Selon Journal du Geek, les Pays-Bas viennent d’autoriser officiellement les véhicules équipés de systèmes de conduite autonome de niveau 3, une première en Europe. Cette décision, qui s’applique notamment au système Full Self-Driving (FSD) de Tesla, crée une fracture sur le continent, où d’autres pays comme l’Italie ou la Suède continuent de bloquer ces technologies.
Ce qu'il faut retenir
- Les Pays-Bas deviennent le premier pays européen à autoriser les voitures sans conducteur de niveau 3, notamment celles équipées du FSD de Tesla.
- L’Italie et la Suède maintiennent leur opposition à ces systèmes, refusant pour l’instant toute homologation.
- Cette divergence illustre les tensions croissantes en Europe sur la régulation des véhicules autonomes.

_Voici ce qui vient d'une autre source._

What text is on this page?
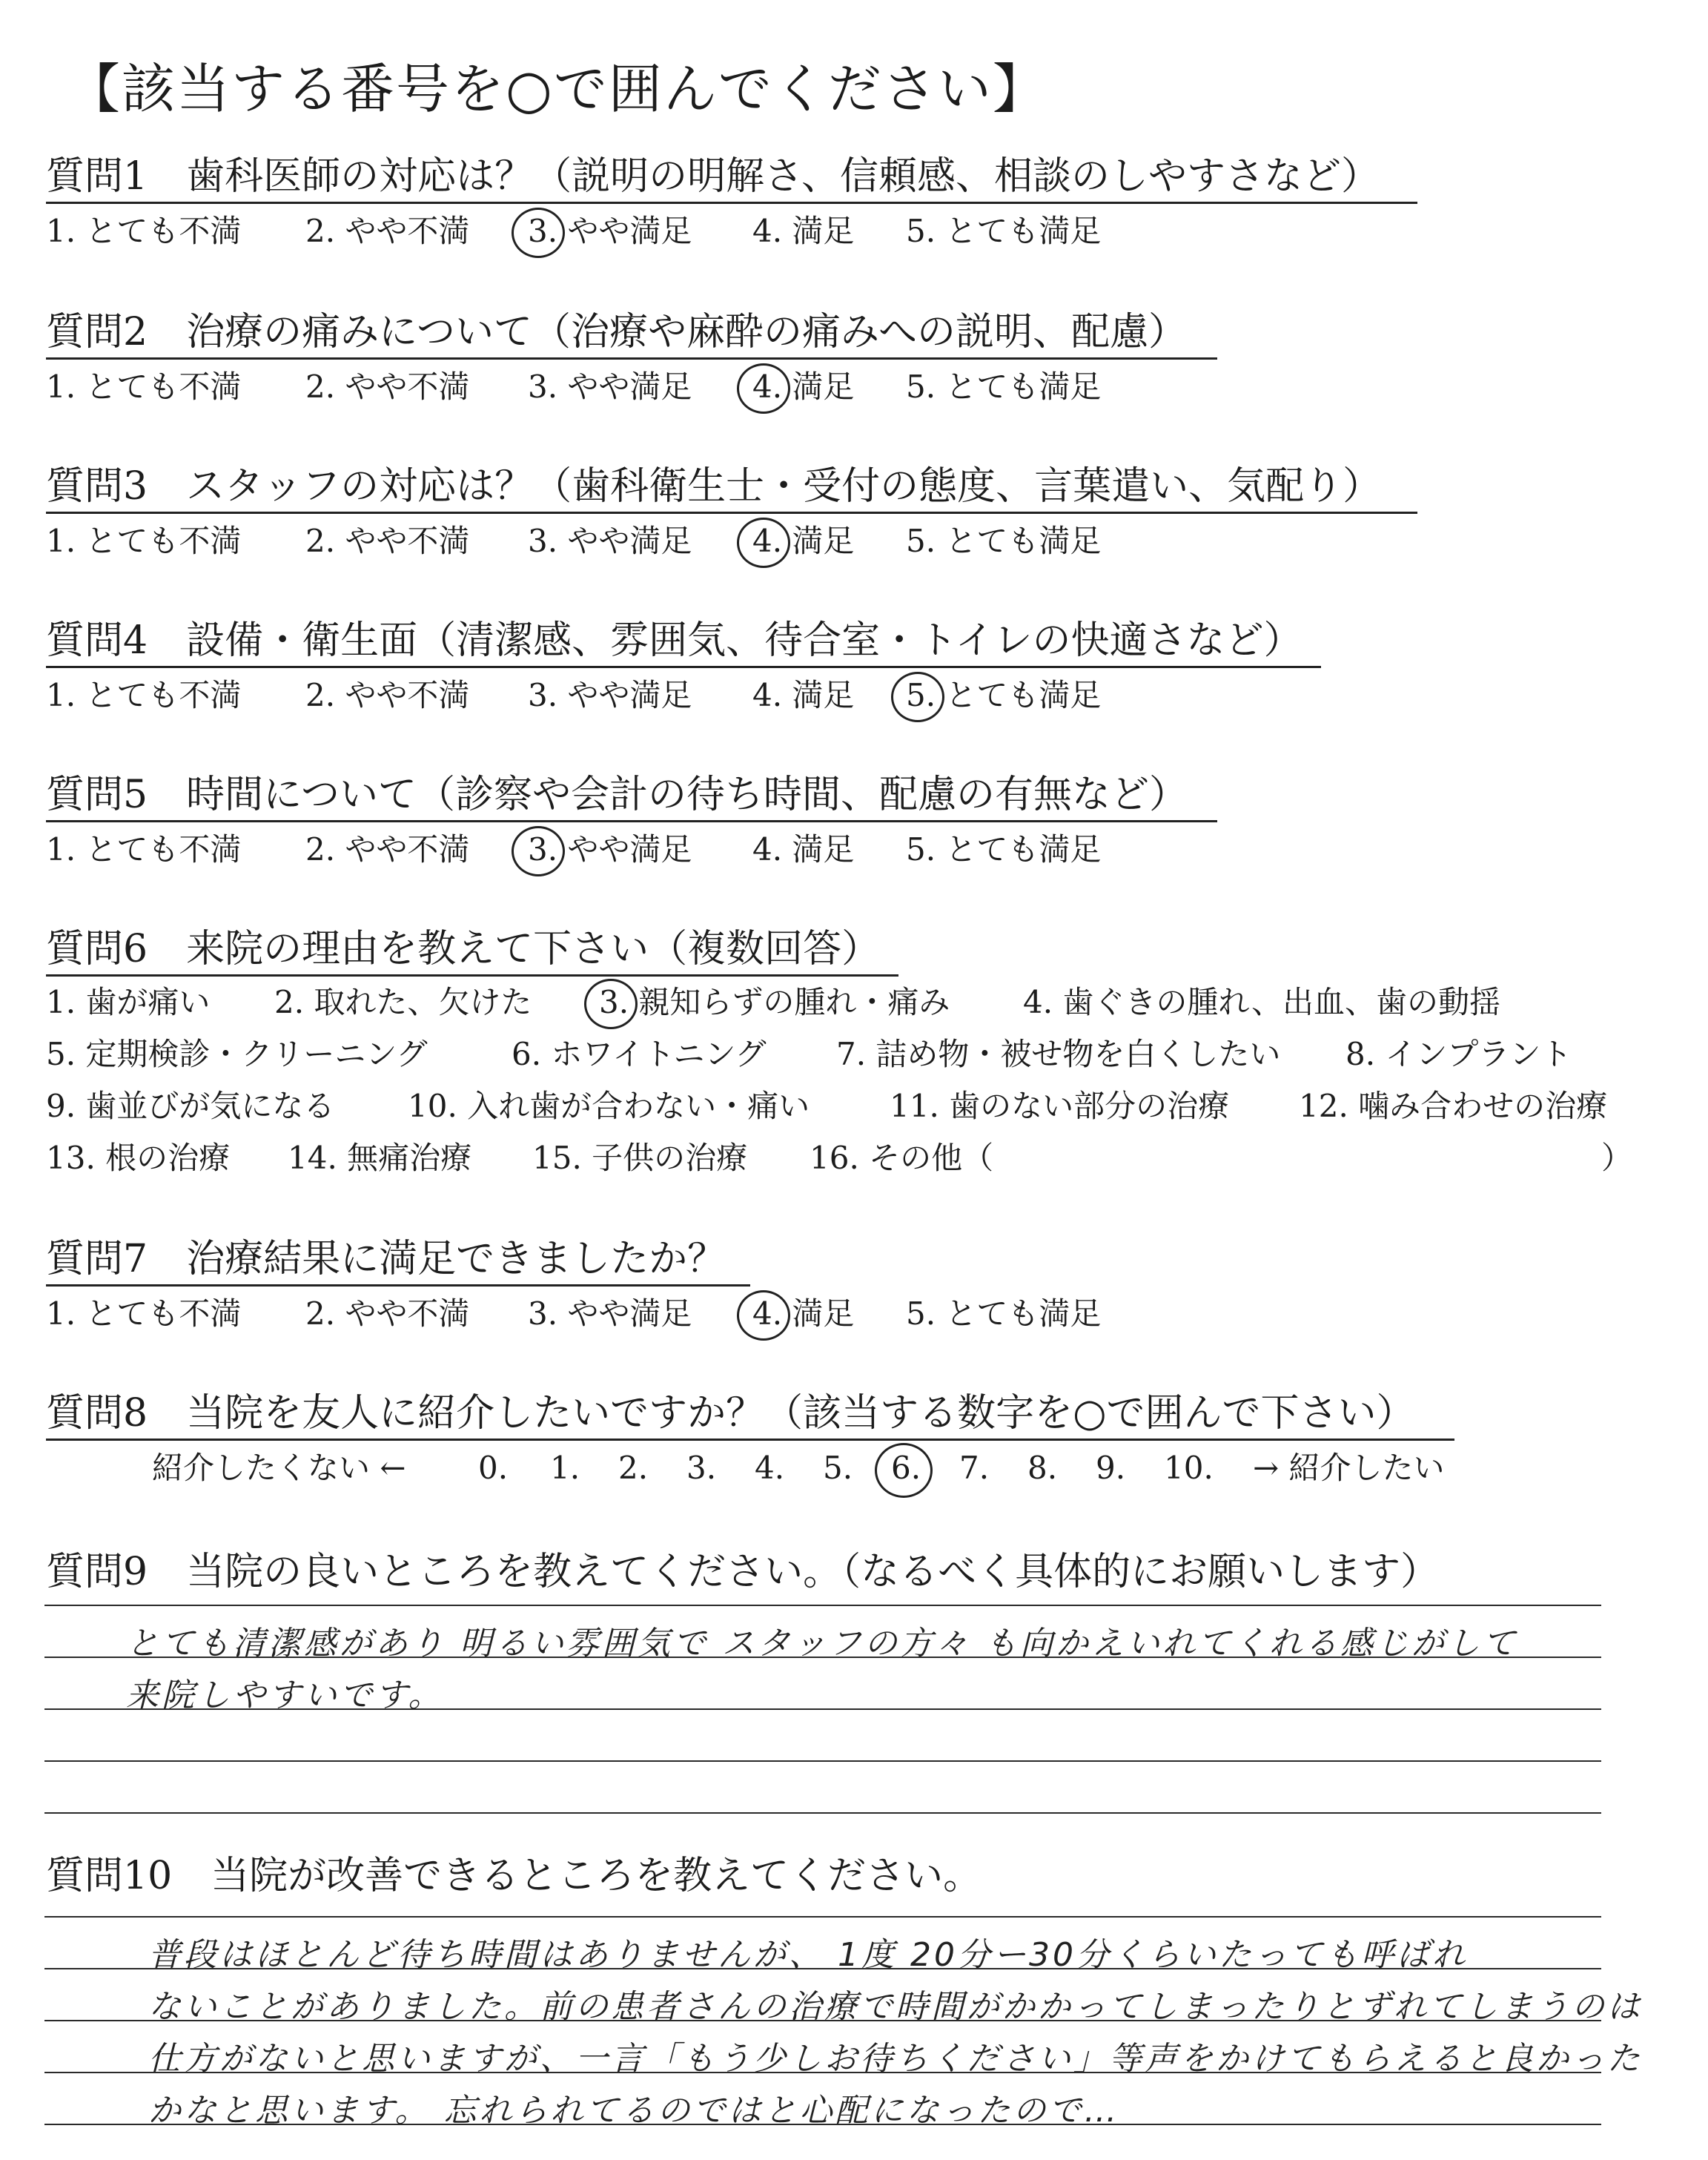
【該当する番号を○で囲んでください】
質問1　歯科医師の対応は？（説明の明解さ、信頼感、相談のしやすさなど）
1. とても不満 2. やや不満 3. やや満足 4. 満足 5. とても満足
質問2　治療の痛みについて（治療や麻酔の痛みへの説明、配慮）
1. とても不満 2. やや不満 3. やや満足 4. 満足 5. とても満足
質問3　スタッフの対応は？（歯科衛生士・受付の態度、言葉遣い、気配り）
1. とても不満 2. やや不満 3. やや満足 4. 満足 5. とても満足
質問4　設備・衛生面（清潔感、雰囲気、待合室・トイレの快適さなど）
1. とても不満 2. やや不満 3. やや満足 4. 満足 5. とても満足
質問5　時間について（診察や会計の待ち時間、配慮の有無など）
1. とても不満 2. やや不満 3. やや満足 4. 満足 5. とても満足
質問6　来院の理由を教えて下さい（複数回答）
1. 歯が痛い 2. 取れた、欠けた 3. 親知らずの腫れ・痛み 4. 歯ぐきの腫れ、出血、歯の動揺
5. 定期検診・クリーニング	6. ホワイトニング 7. 詰め物・被せ物を白くしたい 8. インプラント
9. 歯並びが気になる 10. 入れ歯が合わない・痛い	11. 歯のない部分の治療 12. 噛み合わせの治療
13. 根の治療 14. 無痛治療 15. 子供の治療 16. その他（	）
質問7　治療結果に満足できましたか？
1. とても不満 2. やや不満 3. やや満足 4. 満足 5. とても満足
質問8　当院を友人に紹介したいですか？（該当する数字を○で囲んで下さい）
紹介したくない ← 0. 1. 2. 3. 4. 5. 6. 7. 8. 9. 10. → 紹介したい
質問9　当院の良いところを教えてください。（なるべく具体的にお願いします）
とても清潔感があり 明るい雰囲気で スタッフの方々 も向かえいれてくれる感じがして
来院しやすいです。
質問10　当院が改善できるところを教えてください。
普段はほとんど待ち時間はありませんが、 1度 20分ー30分くらいたっても呼ばれ
ないことがありました。前の患者さんの治療で時間がかかってしまったりとずれてしまうのは
仕方がないと思いますが、一言「もう少しお待ちください」等声をかけてもらえると良かった
かなと思います。 忘れられてるのではと心配になったので…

- Le FSD de Tesla est au cœur du débat, certains pays y voyant un risque pour la sécurité routière.
La décision néerlandaise marque un tournant dans l’adoption des véhicules autonomes en Europe. Depuis le 20 avril 2026, les Pays-Bas autorisent les conducteurs à déléguer totalement le contrôle du véhicule à son système d’intelligence artificielle, à condition que le conducteur reste en mesure de reprendre la main en cas de besoin. Cette autorisation s’appuie sur la norme européenne UN-R157, qui encadre les systèmes de conduite automatisée de niveau 3. Côté Tesla, le FSD – bien que toujours en version bêta et non homologué aux États-Unis – bénéficie désormais d’un cadre légal dans ce pays, où les autorités ont jugé que les garanties techniques et sécuritaires étaient suffisantes.

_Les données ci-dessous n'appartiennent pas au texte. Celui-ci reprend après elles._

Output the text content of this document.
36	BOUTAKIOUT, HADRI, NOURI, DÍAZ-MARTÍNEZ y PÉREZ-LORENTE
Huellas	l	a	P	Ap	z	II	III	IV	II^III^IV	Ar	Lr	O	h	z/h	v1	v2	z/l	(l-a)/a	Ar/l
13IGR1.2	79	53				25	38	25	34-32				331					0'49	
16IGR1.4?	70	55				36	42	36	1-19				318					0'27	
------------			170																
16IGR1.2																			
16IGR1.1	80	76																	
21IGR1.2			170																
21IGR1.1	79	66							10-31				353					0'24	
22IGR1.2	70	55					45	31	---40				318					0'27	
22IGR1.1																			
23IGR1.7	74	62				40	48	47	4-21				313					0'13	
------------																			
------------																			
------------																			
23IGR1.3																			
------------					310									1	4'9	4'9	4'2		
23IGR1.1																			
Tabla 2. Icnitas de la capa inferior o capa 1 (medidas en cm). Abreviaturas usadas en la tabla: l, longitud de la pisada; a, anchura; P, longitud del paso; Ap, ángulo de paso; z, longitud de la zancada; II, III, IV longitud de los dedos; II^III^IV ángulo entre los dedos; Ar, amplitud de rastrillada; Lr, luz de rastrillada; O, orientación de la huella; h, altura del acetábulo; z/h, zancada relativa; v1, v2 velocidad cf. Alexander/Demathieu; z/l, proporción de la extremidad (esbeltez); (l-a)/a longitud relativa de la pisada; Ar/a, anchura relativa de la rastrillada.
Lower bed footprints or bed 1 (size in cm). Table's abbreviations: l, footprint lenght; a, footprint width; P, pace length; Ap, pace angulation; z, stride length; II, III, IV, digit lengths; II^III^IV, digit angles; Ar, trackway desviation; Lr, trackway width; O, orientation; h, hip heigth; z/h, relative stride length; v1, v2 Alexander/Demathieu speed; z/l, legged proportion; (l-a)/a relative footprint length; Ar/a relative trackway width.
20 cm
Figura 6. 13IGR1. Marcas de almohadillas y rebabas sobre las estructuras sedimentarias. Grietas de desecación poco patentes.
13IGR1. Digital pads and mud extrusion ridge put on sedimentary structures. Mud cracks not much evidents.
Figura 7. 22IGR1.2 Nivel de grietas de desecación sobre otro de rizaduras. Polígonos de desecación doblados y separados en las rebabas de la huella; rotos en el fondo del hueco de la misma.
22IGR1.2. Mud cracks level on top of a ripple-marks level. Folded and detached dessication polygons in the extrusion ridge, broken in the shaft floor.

À l’inverse, l’Italie et la Suède adoptent une position plus restrictive. En Italie, le ministère des Infrastructures et des Transports a réaffirmé en mars 2026 que les systèmes comme le FSD ne répondaient pas aux exigences de sécurité nationales, en l’absence de normes nationales complémentaires. La Suède, qui avait pourtant été pionnière dans les tests de véhicules autonomes avec des projets comme Drive Sweden, a récemment durci sa position sous la pression des syndicats de transporteurs et des associations de conducteurs. « Nous ne sommes pas opposés à l’innovation, mais les risques liés à la délégation totale du contrôle ne sont pas encore maîtrisés », a déclaré un porte-parole du gouvernement suédois à Journal du Geek.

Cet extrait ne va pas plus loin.